Psychotic symptoms, which can occur in severe mood episodes, as well as in many other medical and psychiatric conditions, involve a person losing touch with some aspect(s) of reality.

This can take a number of forms:

• Hallucinations. This is perceiving things that don’t exist through one of the five senses.
• Auditory, hearing voices, typically outside of the person’s head.
• Command auditory hallucinations, voices that instruct the person to do something. These can range from benign instructions like ‘brush your teeth’ to very scary orders to commit suicide or to harm someone else. The voice can be someone the person recognizes, such as an entity like God or the devil, a family member, or a celebrity, or an anonymous male or female voice. People may have a single voice or multiple different ones.
• Visual, seeing things that aren’t there.
• Gustatory, tasting things that aren’t there. These are often quite unpleasant.
• Tactile, such as believing that there is something crawling on one’s skin.
• Olfactory, smelling things that aren’t there. Examples include smoke, feces, urine, and other foul odors.
• Delusions. These are fixed false beliefs that take many forms. Often these match the prevailing emotional state, and are termed mood-congruent.

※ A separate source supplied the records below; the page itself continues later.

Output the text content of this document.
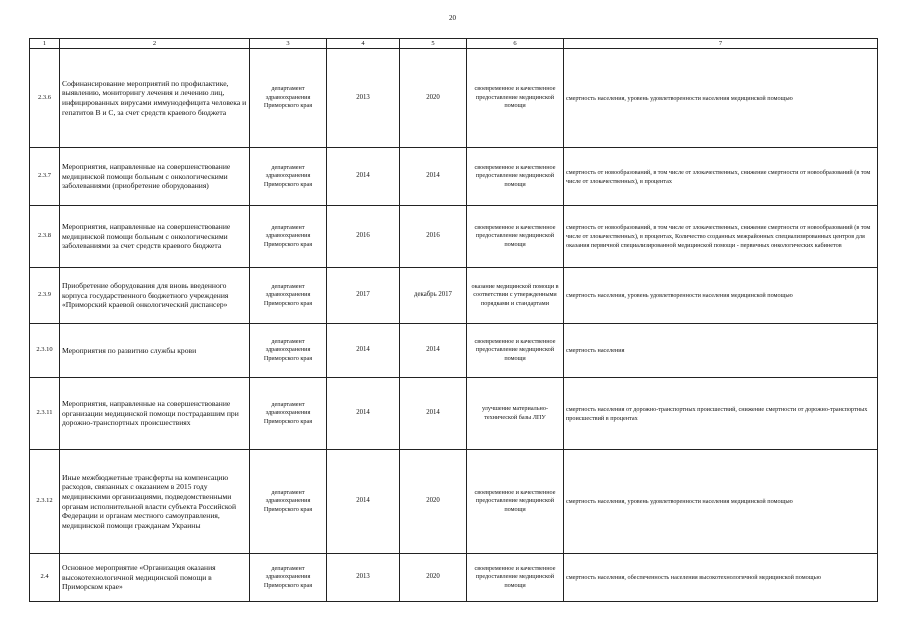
20
1	2	3	4	5	6	7
2.3.6	Софинансирование мероприятий по профилактике, выявлению, мониторингу лечения и лечению лиц, инфицированных вирусами иммунодефицита человека и гепатитов В и С, за счет средств краевого бюджета	департамент здравоохранения Приморского края	2013	2020	своевременное и качественное предоставление медицинской помощи	смертность населения, уровень удовлетворенности населения медицинской помощью
2.3.7	Мероприятия, направленные на совершенствование медицинской помощи больным с онкологическими заболеваниями (приобретение оборудования)	департамент здравоохранения Приморского края	2014	2014	своевременное и качественное предоставление медицинской помощи	смертность от новообразований, в том числе от злокачественных, снижение смертности от новообразований (в том числе от злокачественных), в процентах
2.3.8	Мероприятия, направленные на совершенствование медицинской помощи больным с онкологическими заболеваниями за счет средств краевого бюджета	департамент здравоохранения Приморского края	2016	2016	своевременное и качественное предоставление медицинской помощи	смертность от новообразований, в том числе от злокачественных, снижение смертности от новообразований (в том числе от злокачественных), в процентах, Количество созданных межрайонных специализированных центров для оказания первичной специализированной медицинской помощи - первичных онкологических кабинетов
2.3.9	Приобретение оборудования для вновь введенного корпуса государственного бюджетного учреждения «Приморский краевой онкологический диспансер»	департамент здравоохранения Приморского края	2017	декабрь 2017	оказание медицинской помощи в соответствии с утвержденными порядками и стандартами	смертность населения, уровень удовлетворенности населения медицинской помощью
2.3.10	Мероприятия по развитию службы крови	департамент здравоохранения Приморского края	2014	2014	своевременное и качественное предоставление медицинской помощи	смертность населения
2.3.11	Мероприятия, направленные на совершенствование организации медицинской помощи пострадавшим при дорожно-транспортных происшествиях	департамент здравоохранения Приморского края	2014	2014	улучшение материально-технической базы ЛПУ	смертность населения от дорожно-транспортных происшествий, снижение смертности от дорожно-транспортных происшествий в процентах
2.3.12	Иные межбюджетные трансферты на компенсацию расходов, связанных с оказанием в 2015 году медицинскими организациями, подведомственными органам исполнительной власти субъекта Российской Федерации и органам местного самоуправления, медицинской помощи гражданам Украины	департамент здравоохранения Приморского края	2014	2020	своевременное и качественное предоставление медицинской помощи	смертность населения, уровень удовлетворенности населения медицинской помощью
2.4	Основное мероприятие «Организация оказания высокотехнологичной медицинской помощи в Приморском крае»	департамент здравоохранения Приморского края	2013	2020	своевременное и качественное предоставление медицинской помощи	смертность населения, обеспеченность населения высокотехнологичной медицинской помощью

For example, a person who is depressed and psychotic may well have paranoid and persecutory delusions, while someone who is manic might be more on the grandiose side of things.
• Persecutory or paranoid
• Being pursued by the CIA
• Being secretly filmed
• Being conspired against by a secret society
• A belief that one’s food or water is being poisoned
• Grandeur
• Having special powers
• Being the president (if in fact you’re not) or some other important world figure or business leader
• Having vast quantities of money and/or property (when in fact you don’t)
• Having dozens of children
• Being the messiah, a prophet, or some other religious or historical figure, often accompanied by having a special mission, such as rewriting the Bible, or needing to spread a message
• Somatic, the false belief that there is something going on
with your body that is not reality-based
• Delusional pregnancies
• Aliens growing inside your body
• Thought disorganization, while not always included as a psychotic symptom (some experts include only delusions and hallucinations), when people became severely manic, their pattern of thought can reach a point where they stop making sense. Sentences and phrases no longer fit together, and the ability to think straight and to communicate through language is significantly impaired.